Because our fire camp had already closed for the season when we returned from the north country, we had dragged the rig into another fire camp that was still operating at the airport and tanker base. Then it was three days perfecting tower rescue skills – in the event that someone needed to be evacuated from one of our towers or lookouts. First, we needed a place with a few convenient towers to practice on. Do not try this at home! We are (or became) trained professionals!
Many of the skills are similar or identical to mountain rescue techniques that I had used for years, but the ‘mountains’ were all metal and had ladders. We were soon scrambling up and down and hanging off the sides in every imaginable configuration.
I had thought that I might be freed from employment at the end of the rescue course, but I had to stick around a few more days to manage the fire base till the regular manager returned from days off. That gave me time to experience life living at an airport again.
Nearby, there is a designated aerobatics practice area, so there is often a few sport planes providing impromptu airshows.
And a couple of military helicopters stopped in for a visit one day.
In the evening, this little guy was out hunting and exploring the grassy fields alongside the runways. He was totally unafraid, and only showed concern when I got within about 20 feet. I made sure I was always on the upwind side, just in case!
Then at last we were again free from the constraints of employment, and able head home and start packing for the winter!
The rig had acquired a few unwelcome hitchhikers during our absence in the north, so that meant that a complete clean-out and reorganization was in order. There were cupboards and bins that had not been emptied for years, so I found a lot of things I didn’t know I had, and thankfully found some things that could be discarded.
The rig also seems to have a very strange arrangement for the black tank valve. It is located on the opposite side from the controls to operate it, and is operated by a metal rod about 5’ long. That has become bent over time and now does a poor job of closing the valve! I just get blank stares at RV repair places when I describe it. It could be replaced with a cable operated valve, but the whole underside of the rig is enclosed, and that would have to be removed to replace it. My only access is a 4 inch square hole in the bottom, just large enough for my hand or a camera. I think the extension rod is screwed onto the regular handle of the valve, but I can’t get it loose with the limited access.
Unlike the weather and snow of a month ago, it has been downright warm (almost hot some days) around here the last couple of weeks, so the urge to pack up and leave is not that strong yet, and I still have not come up with a route or departure date yet. Not to mention the pull of a 55” flatscreen TV, and a desktop with a 24” monitor!

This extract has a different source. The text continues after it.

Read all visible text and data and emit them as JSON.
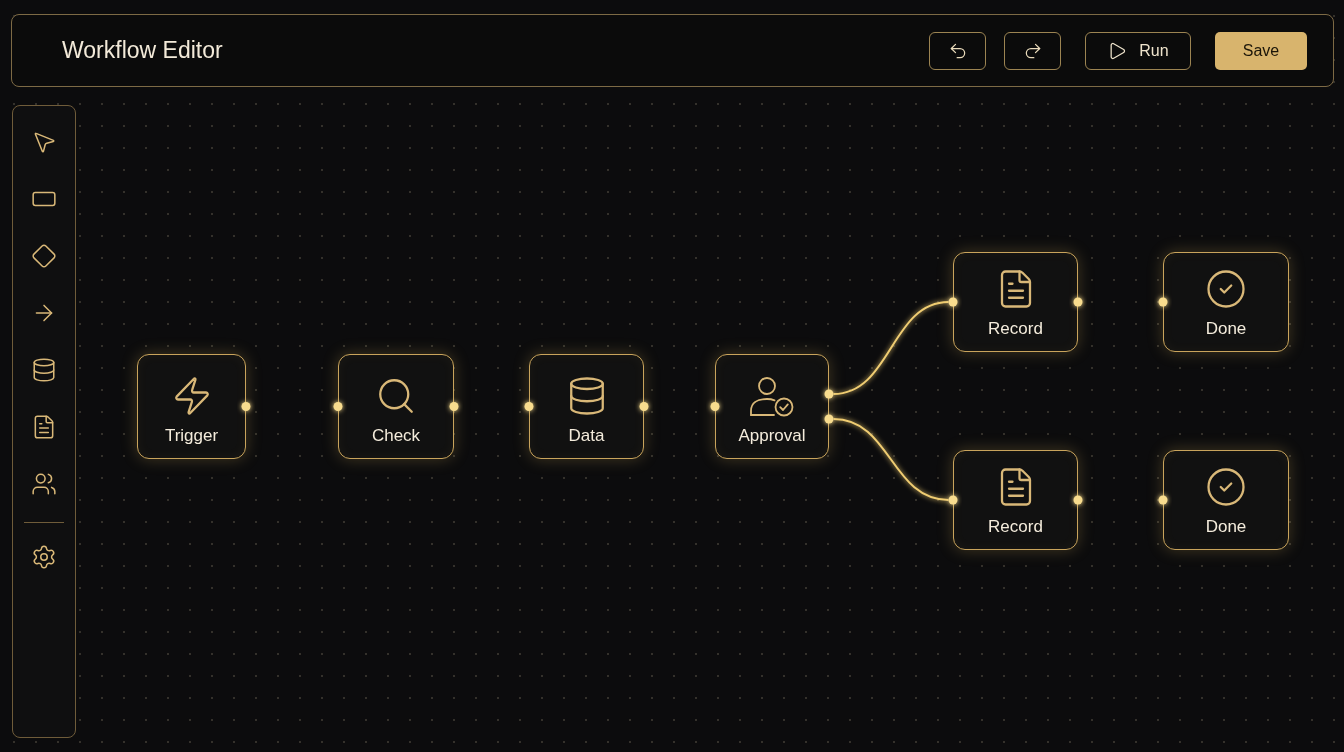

Regardless, I see that the southern migration has started already in some areas. The Bayfield Bunch are headed this way across Canada with stops in Manitoba and Saskatchewan before crossing the line southward in a few days. Jean & Skip have departed their home on Vancouver Island, with plans to spend some time in southern Utah.
Rick & Paulette are making noises about heading south to Desert Hot Springs soon, but have stopped blogging about it, somewhat like delinquent blogger Wandering Willy, who must be packing up soon as well? John & Brenda must be stacking the last of the hay away, or waiting for the next snowstorm before heading out!
As for Ivan & Hailey, we’ll just have to wait and see – but it won’t be long, once the weather takes a turn for the worse.